Para o estudioso, há vários atores sociais responsáveis por uma situação como essa.
“Há atores sociais de fora [do país], do mercado internacional, uma vez que a ação deles acabaram criando um aumento no preço da carne. Os próprios proprietários, que criaram as doações por estímulo religioso. Eu acho difícil culpar especificamente alguém. É um fenômeno com muitas variáveis”.
“O argumento de alguns economistas marxistas de que sendo Mato Grosso um grande produtor de carne bovina, deveria satisfazer a população local, também não é um argumento bastante razoável. Digamos assim, é o argumento de um grupo que vê as coisas dessa maneira. É uma maneira de olhar as coisas”.
Discussão eleitoral
Lacerda declarou ser uma pena a fila dos ossinhos ser um dos principais temas do embate político para Mato Grosso.
Para ele, há pautas mais importantes para serem tratados pelos candidatos.
“A questão da Educação, o número de pessoas que perderam seus negócios na pandemia, pequenos empreendedores que faliram. Eu acho que esses temas são muito mais cadentes. A questão da Saúde, das demandas que foram paralisadas por conta do tratamento da Covid”.
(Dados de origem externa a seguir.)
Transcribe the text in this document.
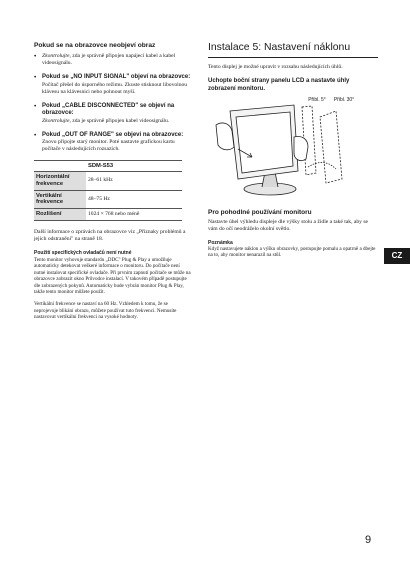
Pokud se na obrazovce neobjeví obraz
• Zkontrolujte, zda je správně připojen napájecí kabel a kabel videosignálu.
• Pokud se „NO INPUT SIGNAL" objeví na obrazovce:
Počítač přešel do úsporného režimu. Zkuste stisknout libovolnou klávesu na klávesnici nebo pohnout myší.
• Pokud „CABLE DISCONNECTED" se objeví na obrazovce:
Zkontrolujte, zda je správně připojen kabel videosignálu.
• Pokud „OUT OF RANGE" se objeví na obrazovce:
Znovu připojte starý monitor. Poté nastavte grafickou kartu počítače v následujících rozsazích.
	SDM-S53
Horizontální frekvence	28–61 kHz
Vertikální frekvence	48–75 Hz
Rozlišení	1024 × 768 nebo méně
Další informace o zprávách na obrazovce viz „Příznaky problémů a jejich odstranění" na straně 18.
Použití specifických ovladačů není nutné
Tento monitor vyhovuje standardu „DDC" Plug & Play a umožňuje automaticky detekovat veškeré informace o monitoru. Do počítače není nutné instalovat specifické ovladače. Při prvním zapnutí počítače se může na obrazovce zobrazit okno Průvodce instalací. V takovém případě postupujte dle zobrazených pokynů. Automaticky bude vybrán monitor Plug & Play, takže tento monitor můžete použít.
Vertikální frekvence se nastaví na 60 Hz. Vzhledem k tomu, že se neprojevuje blikání obrazu, můžete používat tuto frekvenci. Nemusíte nastavovat vertikální frekvenci na vysoké hodnoty.
Instalace 5: Nastavení náklonu
Tento displej je možné upravit v rozsahu následujících úhlů.
Uchopte boční strany panelu LCD a nastavte úhly zobrazení monitoru.
Přibl. 5°	Přibl. 30°
Pro pohodlné používání monitoru
Nastavte úhel výhledu displeje dle výšky stolu a židle a také tak, aby se vám do očí neodráželo okolní světlo.
Poznámka
Když nastavujete náklon a výšku obrazovky, postupujte pomalu a opatrně a dbejte na to, aby monitor nenarazil na stůl.	CZ
9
“A fila dos ossinhos é mais metáfora do que o realmente um problema social significativo num termo mais amplo. As pessoas vão questionar: mas comer carne não é importante? É importante, mas só se come de proteína a carne bovina? Me parece uma avaliação muito mais política, pouco compreensiva da situação e que colocou Cuiabá de maneira muito negativa no cenário nacional”.
O estudioso finalizou dizendo que o seu papel é entender a situação e há poucas coisas que permite enxergam a fila dos ossinhos como um problema social.
Por que explicamos: O Programa Núcleos de Checagem Eleitoral, liderado pela Abraji, apura conteúdos relativos às eleições m Mato Grosso que atinjam alto grau de viralização nas redes sociais.
Já o “CBN Explica” serve como instrumento para que os leitores entendam um conteúdo que está viralizando e causando confusão, como é o caso do tema aqui analisado.
O episódio da fila dos ossinhos em Cuiabá passou a ser tema de diversas peças de desinformação e é objeto de buscas constantes no Google.
Conteúdos falsos ou enganosos que envolvem o dia a dia do cidadão causam prejuízos ao processo democrático e atrapalham a decisão do eleitor, que deve ser tomada com base em informações verdadeiras.